Ippolito was a “made” man in the DeCalvacante crime family, which served as the basis of the fictional Garden State Soprano’s mob clan. Because he was Jewish, Ehrlich, 67, can’t be inducted into the Italian mafia, but was considered a mafia affiliate by the FBI at the time of the Brown Simpson-Goldman slayings. Ehrlich’s father worked for legendary Jewish mob boss Meyer Lansky.

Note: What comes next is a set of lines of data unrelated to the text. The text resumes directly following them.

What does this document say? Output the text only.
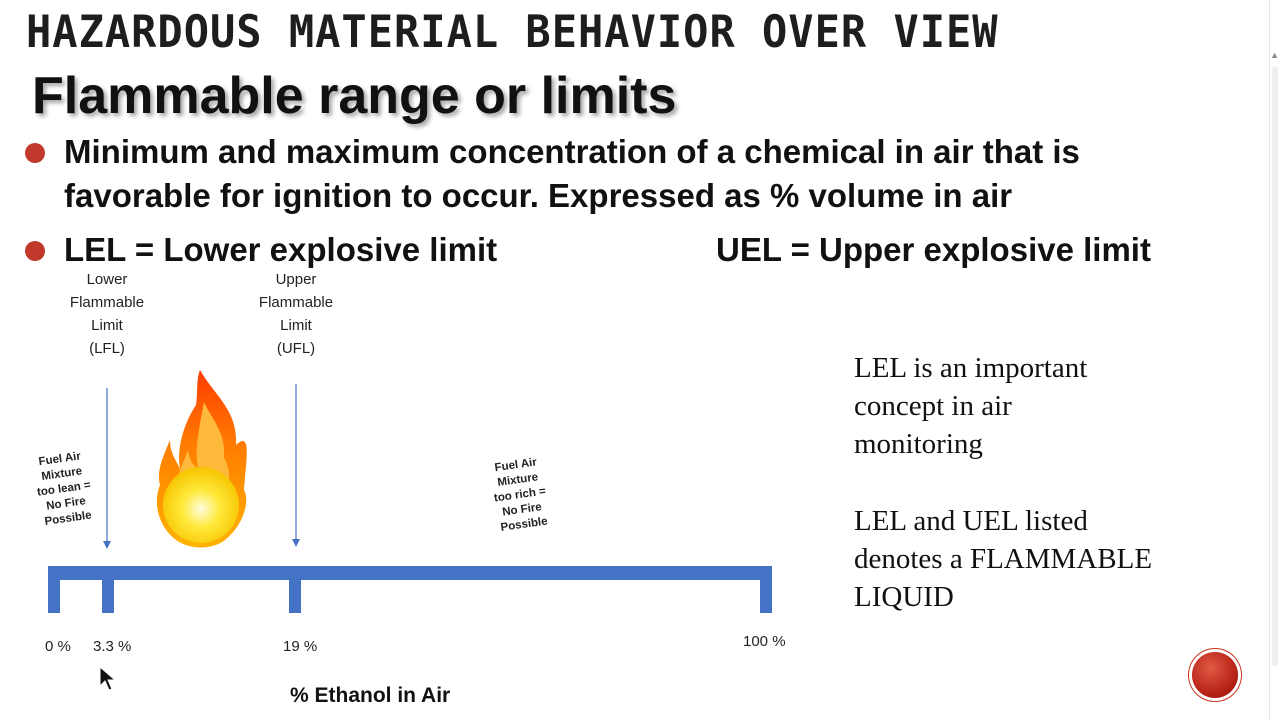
▲
HAZARDOUS MATERIAL BEHAVIOR OVER VIEW
Flammable range or limits
Minimum and maximum concentration of a chemical in air that is
favorable for ignition to occur. Expressed as % volume in air
LEL = Lower explosive limit	UEL = Upper explosive limit
Lower
Flammable
Limit
(LFL)
Upper
Flammable
Limit
(UFL)
Fuel Air
Mixture
too lean =
No Fire
Possible
Fuel Air
Mixture
too rich =
No Fire
Possible
0 % 3.3 %	19 %	100 %
% Ethanol in Air
LEL is an important
concept in air
monitoring
LEL and UEL listed
denotes a FLAMMABLE
LIQUID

Miami New Times Magazine broke the story of the script about Ehrlich’s life written by Erik Laibe and the potential mob angle in the O.J. Murder case on the cover of its September issue. In 1996, Simpson was famously found not guilty of butchering his ex-wife and Goldman, a friend and waiter returning a pair of glasses left behind at their family dinner earlier that evening. He was ruled liable for the pair’s killings in a civil case three years later.

Ehrlich is a repeat convicted felon and for the last three decades has been behind the scenes at Miami’s swanky Dean’s Gold strip club on Biscayne Boulevard. He was arrested in 2007 with Simpson in Las Vegas for robbing a group of sports memorabilia collectors at gunpoint of pieces Simpson believed were rightfully his.

In the manuscript for a tacky and controversial book penned by Simpson himself called If I Did It that earned a multi-million dollar advance payday but never saw the light of day due to PR blowback, Simpson cited a man named “Charlie” as his accomplice.